The growth in Goods and Services Tax (GST) collections moderated in November 2024, following a significant overhaul of the tax structure that included rate reductions on a wide range of items. The government, however, has asserted that the move is aimed at boosting consumption and that the revenue trends align with its estimates.
November Collections Reflect Rate Cut Impact
Based on transactions from October, the total GST collection for November (excluding compensation cess) saw a modest increase of 0.7% to reach Rs 1.7 lakh crore. A breakdown reveals a contrasting picture: revenue from domestic transactions actually declined by 2.3% to Rs 1,24,300 crore, while collections from imports surged by 10% to nearly Rs 46,000 crore.
On a net basis, after accounting for refunds, the collections grew by 1.3% to Rs 1,52,079 crore. Government officials highlighted that refunds were 10% lower compared to the previous period and clarified that these were not being deliberately held back.
Government's Rationale and Economic Optimism
The rate rationalisation exercise, which came into effect from September 22, was anticipated to have a short-term fiscal impact. A senior official explained that the primary intent was to increase disposable income in the hands of consumers. "The challenge was to ensure that it is sustainable. The numbers give us optimism," the official stated.
Officials pointed to data from filed returns, indicating that the taxable value of goods and services (turnover) increased during September and October. This rise is seen as a direct sign of heightened domestic consumption, which is expected to compensate for the initial revenue dip over the coming months. "The response that the economy has given... gives us confidence that the GST reform can be sustained in the short term to give a much bigger multiplier effect in the medium term," the official added.

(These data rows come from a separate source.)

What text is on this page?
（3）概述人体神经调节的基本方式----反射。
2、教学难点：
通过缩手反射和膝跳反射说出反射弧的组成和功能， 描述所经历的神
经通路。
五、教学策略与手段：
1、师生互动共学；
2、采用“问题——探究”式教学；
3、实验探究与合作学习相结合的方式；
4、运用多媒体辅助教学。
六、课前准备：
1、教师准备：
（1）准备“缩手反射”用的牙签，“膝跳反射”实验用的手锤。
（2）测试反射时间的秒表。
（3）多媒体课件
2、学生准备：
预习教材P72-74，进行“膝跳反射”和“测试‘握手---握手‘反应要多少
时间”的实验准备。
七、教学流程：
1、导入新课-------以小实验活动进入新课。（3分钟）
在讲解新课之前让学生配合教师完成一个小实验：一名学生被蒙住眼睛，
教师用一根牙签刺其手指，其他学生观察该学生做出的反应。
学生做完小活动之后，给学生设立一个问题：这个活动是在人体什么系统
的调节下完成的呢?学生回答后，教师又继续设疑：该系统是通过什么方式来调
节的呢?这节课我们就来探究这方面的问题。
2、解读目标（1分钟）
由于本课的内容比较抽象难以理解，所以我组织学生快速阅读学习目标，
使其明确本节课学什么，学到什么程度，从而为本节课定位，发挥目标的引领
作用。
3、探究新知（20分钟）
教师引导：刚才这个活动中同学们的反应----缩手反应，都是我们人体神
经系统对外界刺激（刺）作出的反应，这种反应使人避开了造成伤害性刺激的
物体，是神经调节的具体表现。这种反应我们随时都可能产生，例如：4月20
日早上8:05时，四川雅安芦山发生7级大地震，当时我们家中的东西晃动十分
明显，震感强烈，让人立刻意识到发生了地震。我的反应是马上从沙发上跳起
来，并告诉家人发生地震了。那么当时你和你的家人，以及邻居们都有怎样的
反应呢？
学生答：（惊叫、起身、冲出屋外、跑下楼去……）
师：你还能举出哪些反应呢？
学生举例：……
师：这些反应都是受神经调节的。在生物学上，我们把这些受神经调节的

Expert Analysis and Future Outlook
Tax experts concur with the government's assessment, noting that the muted growth was expected. Pratik Jain, Partner at Price Waterhouse & Co, said, "GST collection for Nov is only marginally higher than last year. It was expected as this reflects a full month’s impact of GST 2.0 rate cuts." He expressed confidence that with a steady increase in demand, collections should improve progressively in the next few months.
M S Mani, Partner at Deloitte India, offered a measured perspective. He noted that gross collections have largely remained flat compared to the same month last year, suggesting that the revenue loss from rate cuts has been partially offset by higher consumption, though not at the anticipated scale. "While the GDP data indicates a robust growth, the GST collections over the next four months would indicate whether the FY26 fiscal targets can be met as planned," Mani concluded.
The coming months will be crucial in determining whether the bet on stimulating consumption through lower tax rates successfully translates into sustained revenue growth for the government.